The eight programs of films (from 1958 to 1968) shown at the Film Museum reflect this background. But the selection goes far beyond the works of the "Oberhauseners." The discussion of their legacy and their era will include many international examples and present parallel moments of renewal in Germany.
 
In many ways, the shorts by Fassbinder, Herzog, Straub/Huillet, as well as those by lesser-known filmmakers such as Marquard Bohm, Roland Klick, Vlado Kristl or Peter Nestler, express completely different aesthetic and political perspectives than those proposed by the Manifesto. A "breakthrough" film of the Oberhausen group, Herbert Vesely's Das Brot der frühen Jahre, will be positioned opposite Bernhard Wicki‘s stray bullet of a feature, Warum sind sie gegen uns? Outstanding international short films of the era (by Shirley Clarke, Forough Farrokhzad, Jonas Mekas, Roman Polanski, Hans Scheugl, Alain Tanner and many others) will screen in relation to the formal and content horizons of the Oberhausen group – their investigations into German history (e.g., Es muss ein Stück vom Hitler sein by Walter Krüttner), their notions of Modernism (e.g., Das magische Band by Ferdinand Khittl) and their social observations of the present (e.g., Notizen aus dem Altmühltal by Hans Rolf Strobel and Heinrich Tichawsky).
 
The retrospective will kick off with an international conference on the theme – on June 7 and 8 at the Film Museum.
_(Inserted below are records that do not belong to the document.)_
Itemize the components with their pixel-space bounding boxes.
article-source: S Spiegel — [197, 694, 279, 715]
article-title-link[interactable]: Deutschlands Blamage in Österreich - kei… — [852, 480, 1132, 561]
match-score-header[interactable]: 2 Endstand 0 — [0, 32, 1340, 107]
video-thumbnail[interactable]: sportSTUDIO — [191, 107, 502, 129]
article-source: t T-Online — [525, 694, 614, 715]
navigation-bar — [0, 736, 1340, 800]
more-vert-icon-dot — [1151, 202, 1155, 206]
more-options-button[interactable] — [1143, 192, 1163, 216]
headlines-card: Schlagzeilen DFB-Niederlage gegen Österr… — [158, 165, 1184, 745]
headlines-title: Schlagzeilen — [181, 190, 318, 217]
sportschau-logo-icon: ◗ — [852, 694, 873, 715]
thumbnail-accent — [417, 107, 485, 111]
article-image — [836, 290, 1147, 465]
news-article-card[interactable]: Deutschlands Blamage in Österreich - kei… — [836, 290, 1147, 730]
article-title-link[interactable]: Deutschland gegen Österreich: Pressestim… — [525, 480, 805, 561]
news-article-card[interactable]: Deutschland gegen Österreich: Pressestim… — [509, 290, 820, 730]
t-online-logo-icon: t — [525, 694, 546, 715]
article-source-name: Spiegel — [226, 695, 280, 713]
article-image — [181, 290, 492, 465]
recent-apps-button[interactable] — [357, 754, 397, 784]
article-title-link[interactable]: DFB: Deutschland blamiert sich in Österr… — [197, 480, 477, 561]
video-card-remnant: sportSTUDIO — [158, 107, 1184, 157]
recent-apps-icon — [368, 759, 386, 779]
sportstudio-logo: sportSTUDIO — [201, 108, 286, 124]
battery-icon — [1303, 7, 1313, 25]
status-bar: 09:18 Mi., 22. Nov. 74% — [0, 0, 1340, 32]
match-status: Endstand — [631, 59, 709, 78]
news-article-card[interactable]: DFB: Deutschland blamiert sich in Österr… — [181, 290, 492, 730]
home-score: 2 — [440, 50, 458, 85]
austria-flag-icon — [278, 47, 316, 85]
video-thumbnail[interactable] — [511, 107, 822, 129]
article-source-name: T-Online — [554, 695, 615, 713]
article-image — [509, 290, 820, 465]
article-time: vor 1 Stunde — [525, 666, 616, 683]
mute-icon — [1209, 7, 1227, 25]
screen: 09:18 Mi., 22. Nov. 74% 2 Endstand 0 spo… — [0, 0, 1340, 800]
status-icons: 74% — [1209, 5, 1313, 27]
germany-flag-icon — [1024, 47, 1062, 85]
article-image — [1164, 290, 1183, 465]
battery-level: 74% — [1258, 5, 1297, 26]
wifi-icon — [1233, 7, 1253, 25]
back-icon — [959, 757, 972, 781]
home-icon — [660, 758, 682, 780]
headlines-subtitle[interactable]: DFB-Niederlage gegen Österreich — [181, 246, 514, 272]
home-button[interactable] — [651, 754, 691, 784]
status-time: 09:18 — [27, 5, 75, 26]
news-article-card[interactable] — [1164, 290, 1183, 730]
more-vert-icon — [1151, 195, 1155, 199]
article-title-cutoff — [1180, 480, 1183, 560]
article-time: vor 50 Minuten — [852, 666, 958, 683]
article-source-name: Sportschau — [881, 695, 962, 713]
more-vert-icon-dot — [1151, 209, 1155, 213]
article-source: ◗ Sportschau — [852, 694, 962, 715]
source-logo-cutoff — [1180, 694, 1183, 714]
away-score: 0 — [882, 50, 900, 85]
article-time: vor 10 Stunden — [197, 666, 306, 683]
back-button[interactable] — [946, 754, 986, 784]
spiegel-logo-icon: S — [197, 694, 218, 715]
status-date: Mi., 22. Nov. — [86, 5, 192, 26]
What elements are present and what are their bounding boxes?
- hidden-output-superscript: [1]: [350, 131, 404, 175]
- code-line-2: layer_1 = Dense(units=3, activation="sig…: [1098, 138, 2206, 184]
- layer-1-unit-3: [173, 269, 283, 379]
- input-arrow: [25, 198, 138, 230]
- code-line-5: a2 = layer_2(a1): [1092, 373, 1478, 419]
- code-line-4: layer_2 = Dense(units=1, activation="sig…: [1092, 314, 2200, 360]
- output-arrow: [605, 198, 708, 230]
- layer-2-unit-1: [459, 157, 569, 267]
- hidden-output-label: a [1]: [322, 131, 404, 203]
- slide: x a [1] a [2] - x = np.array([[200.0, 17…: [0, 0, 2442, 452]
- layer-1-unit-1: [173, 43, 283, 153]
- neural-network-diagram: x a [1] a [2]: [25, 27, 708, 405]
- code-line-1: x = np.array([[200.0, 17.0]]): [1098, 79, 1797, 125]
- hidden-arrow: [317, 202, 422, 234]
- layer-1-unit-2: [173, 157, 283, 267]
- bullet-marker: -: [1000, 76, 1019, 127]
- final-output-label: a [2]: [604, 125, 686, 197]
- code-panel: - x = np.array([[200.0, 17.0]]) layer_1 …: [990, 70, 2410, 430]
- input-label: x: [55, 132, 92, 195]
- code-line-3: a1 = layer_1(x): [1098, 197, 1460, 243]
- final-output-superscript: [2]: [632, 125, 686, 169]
Speakers and panelists include Christine N. Brinckmann, Elisabeth Büttner, Helmut Herbst, Hans Günther Pflaum, Nils Plath, Eric Rentschler, Christian Rischert, Hans Scheugl, and Florian Wüst.
 
Provoking Reality is being organized by the Film Museum, the Oberhausen International Short Film Festival and the Department of Theater, Film and Media Studies at the University of Vienna, in collaboration with VIS Vienna Independent Shorts and Synema. The project is supported by Deutsche Kinemathek, Bundesarchiv-Filmarchiv, and funded by the Federal Cultural Foundation.